Knowing just how much house you can afford on your income can make a huge amount of difference, and in this post, we’ll be taking a look at exactly that.

So, How Much House Can You Afford to Buy?

The only way to really know this is by taking your average annual income and then calculating 28% of the amount. This isn’t a ball park figure either; in fact, it’s the exact percentage that experts recommend you get to grips with. So, let’s imagine that between you and your partner, you bring in $75,000.

That works out to about $6,250 per calendar month between the two of you (or less if you’re planning on applying alone). 28% of that total is $1,750, so ideally, you’d want your maximum monthly mortgage repayment to be up to, but not over, $1,750.

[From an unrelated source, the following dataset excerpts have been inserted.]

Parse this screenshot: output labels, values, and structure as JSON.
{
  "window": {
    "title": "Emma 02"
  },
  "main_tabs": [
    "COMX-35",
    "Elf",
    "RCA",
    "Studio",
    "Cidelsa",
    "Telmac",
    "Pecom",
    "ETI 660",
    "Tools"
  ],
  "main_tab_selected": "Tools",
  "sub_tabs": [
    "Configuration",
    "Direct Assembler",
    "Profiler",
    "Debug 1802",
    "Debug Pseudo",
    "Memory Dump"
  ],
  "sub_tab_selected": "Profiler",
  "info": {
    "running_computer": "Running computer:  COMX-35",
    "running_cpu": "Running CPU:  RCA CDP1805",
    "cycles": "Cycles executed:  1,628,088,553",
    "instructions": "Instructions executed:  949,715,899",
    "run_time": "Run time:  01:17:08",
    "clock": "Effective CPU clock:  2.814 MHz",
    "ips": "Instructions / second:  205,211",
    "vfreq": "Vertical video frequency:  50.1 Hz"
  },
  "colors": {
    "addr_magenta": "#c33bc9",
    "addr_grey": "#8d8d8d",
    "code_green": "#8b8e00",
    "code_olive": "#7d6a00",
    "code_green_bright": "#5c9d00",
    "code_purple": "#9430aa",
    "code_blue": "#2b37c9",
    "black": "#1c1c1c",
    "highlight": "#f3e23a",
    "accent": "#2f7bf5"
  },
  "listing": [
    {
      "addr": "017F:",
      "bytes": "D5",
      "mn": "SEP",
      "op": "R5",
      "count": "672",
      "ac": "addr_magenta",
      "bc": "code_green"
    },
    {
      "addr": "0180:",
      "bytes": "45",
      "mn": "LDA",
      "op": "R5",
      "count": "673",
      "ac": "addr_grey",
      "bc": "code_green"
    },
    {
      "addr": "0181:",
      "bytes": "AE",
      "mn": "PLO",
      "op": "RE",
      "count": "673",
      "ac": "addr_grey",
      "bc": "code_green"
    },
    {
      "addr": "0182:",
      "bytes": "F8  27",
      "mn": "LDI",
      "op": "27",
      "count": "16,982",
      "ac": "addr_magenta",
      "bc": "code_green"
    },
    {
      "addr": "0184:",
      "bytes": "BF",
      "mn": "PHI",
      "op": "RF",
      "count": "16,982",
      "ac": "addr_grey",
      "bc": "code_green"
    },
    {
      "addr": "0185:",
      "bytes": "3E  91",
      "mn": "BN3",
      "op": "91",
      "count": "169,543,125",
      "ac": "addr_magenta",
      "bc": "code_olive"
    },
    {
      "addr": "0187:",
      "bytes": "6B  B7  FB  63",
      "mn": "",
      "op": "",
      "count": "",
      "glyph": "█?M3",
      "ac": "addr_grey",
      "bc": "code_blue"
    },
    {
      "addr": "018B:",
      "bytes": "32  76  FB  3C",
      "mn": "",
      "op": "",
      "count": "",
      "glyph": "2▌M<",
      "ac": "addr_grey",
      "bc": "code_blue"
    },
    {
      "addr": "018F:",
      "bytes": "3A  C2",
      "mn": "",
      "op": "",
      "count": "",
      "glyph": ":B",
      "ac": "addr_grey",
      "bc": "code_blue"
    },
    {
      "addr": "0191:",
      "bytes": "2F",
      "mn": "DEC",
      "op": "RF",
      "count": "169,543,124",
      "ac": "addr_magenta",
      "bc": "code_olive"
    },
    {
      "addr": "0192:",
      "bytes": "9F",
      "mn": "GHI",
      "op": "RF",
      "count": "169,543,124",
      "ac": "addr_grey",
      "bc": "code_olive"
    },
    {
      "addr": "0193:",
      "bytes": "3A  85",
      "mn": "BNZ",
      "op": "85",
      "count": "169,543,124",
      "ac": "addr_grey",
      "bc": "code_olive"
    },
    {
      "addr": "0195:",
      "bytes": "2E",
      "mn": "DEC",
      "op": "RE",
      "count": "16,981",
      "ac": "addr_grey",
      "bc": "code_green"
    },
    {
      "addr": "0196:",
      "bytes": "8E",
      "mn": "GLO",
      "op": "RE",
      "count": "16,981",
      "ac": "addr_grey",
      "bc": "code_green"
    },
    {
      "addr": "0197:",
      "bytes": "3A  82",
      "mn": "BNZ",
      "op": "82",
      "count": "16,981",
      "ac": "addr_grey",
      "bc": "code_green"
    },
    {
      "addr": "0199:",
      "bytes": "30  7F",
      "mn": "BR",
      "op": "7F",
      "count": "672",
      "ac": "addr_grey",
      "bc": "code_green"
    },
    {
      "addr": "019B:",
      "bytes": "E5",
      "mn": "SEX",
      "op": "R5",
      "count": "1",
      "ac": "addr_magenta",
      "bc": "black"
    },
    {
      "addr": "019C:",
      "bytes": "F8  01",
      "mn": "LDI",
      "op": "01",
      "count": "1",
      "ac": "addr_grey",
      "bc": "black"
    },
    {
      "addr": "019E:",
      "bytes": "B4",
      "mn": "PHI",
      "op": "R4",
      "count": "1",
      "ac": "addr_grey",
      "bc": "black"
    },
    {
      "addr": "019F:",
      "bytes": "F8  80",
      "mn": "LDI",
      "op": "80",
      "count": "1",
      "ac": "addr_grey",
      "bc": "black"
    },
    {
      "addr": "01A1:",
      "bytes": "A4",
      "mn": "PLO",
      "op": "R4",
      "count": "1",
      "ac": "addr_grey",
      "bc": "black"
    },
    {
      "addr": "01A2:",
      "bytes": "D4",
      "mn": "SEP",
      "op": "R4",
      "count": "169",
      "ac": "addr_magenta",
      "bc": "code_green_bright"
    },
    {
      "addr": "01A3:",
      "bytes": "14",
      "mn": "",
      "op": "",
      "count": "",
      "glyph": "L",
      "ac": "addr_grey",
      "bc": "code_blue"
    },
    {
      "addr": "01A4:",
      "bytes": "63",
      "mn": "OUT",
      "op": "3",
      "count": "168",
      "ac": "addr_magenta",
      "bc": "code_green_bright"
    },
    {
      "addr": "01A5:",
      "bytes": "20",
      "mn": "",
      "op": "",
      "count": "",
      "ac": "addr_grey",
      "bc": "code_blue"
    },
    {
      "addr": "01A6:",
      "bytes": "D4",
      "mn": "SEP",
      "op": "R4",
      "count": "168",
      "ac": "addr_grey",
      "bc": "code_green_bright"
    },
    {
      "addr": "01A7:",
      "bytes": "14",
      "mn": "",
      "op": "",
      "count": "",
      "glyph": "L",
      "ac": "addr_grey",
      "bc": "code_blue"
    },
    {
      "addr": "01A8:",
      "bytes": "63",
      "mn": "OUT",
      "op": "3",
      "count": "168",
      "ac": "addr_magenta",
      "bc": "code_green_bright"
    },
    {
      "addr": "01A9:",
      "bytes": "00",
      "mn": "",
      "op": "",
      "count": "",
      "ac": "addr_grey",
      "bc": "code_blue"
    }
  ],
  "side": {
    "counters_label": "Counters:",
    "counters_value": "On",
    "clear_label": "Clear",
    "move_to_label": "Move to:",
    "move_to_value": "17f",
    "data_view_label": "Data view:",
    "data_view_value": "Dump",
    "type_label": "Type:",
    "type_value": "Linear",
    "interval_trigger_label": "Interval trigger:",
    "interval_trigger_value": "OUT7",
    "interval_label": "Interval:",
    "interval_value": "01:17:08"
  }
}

What Else Should You Consider?

The next number to consider is 32, or 32% to be more specific. Your total housing payment, including your homeowner’s insurance and any other types of fees relating to your property, should not amount to more than 32% of your monthly income. This calculation includes your mortgage, so if we consider the aforementioned example, this would mean that:

28% is $1,750 per month, with an additional 4% to total $2,000. So, with your monthly mortgage repayments and your total housing payment, you’re looking at needing $2,000 a month set aside based on an income of $6,250 per month.

Additional Costs

The final aspect to consider is that you’ll also likely have monthly debt repayments relating to any loans that you might have taken out previously. Although not game-changing, these debts can certainly take a toll, and you’ll definitely want to factor them in when preparing for a mortgage application. This is known as the rule of 40, or 40%.

This additional 8% of your total monthly income will bring the above example to $2,500 in money owed each month on average, leaving you as a borrower with an estimated $4,250 to comfortably enjoy your lifestyle.

How Can You Work Out How Much House You Can Afford to Buy?

It’s fairly simple really, first of all you’ll need to take what you have set aside as your mortgage amount. Using the above example, this amount is $1,750, which you’d then divide by $650 (the number leading experts calculate as the cost per $100,000 borrowed), and then you’d multiple that sum by $100,000 as follows:

‘$1,750 divided by $650 multiplied by $100,000’ (equalling $269,230). Simply switch the first number ($1,750) and you’ll be given the total sum that you could comfortably afford to borrow.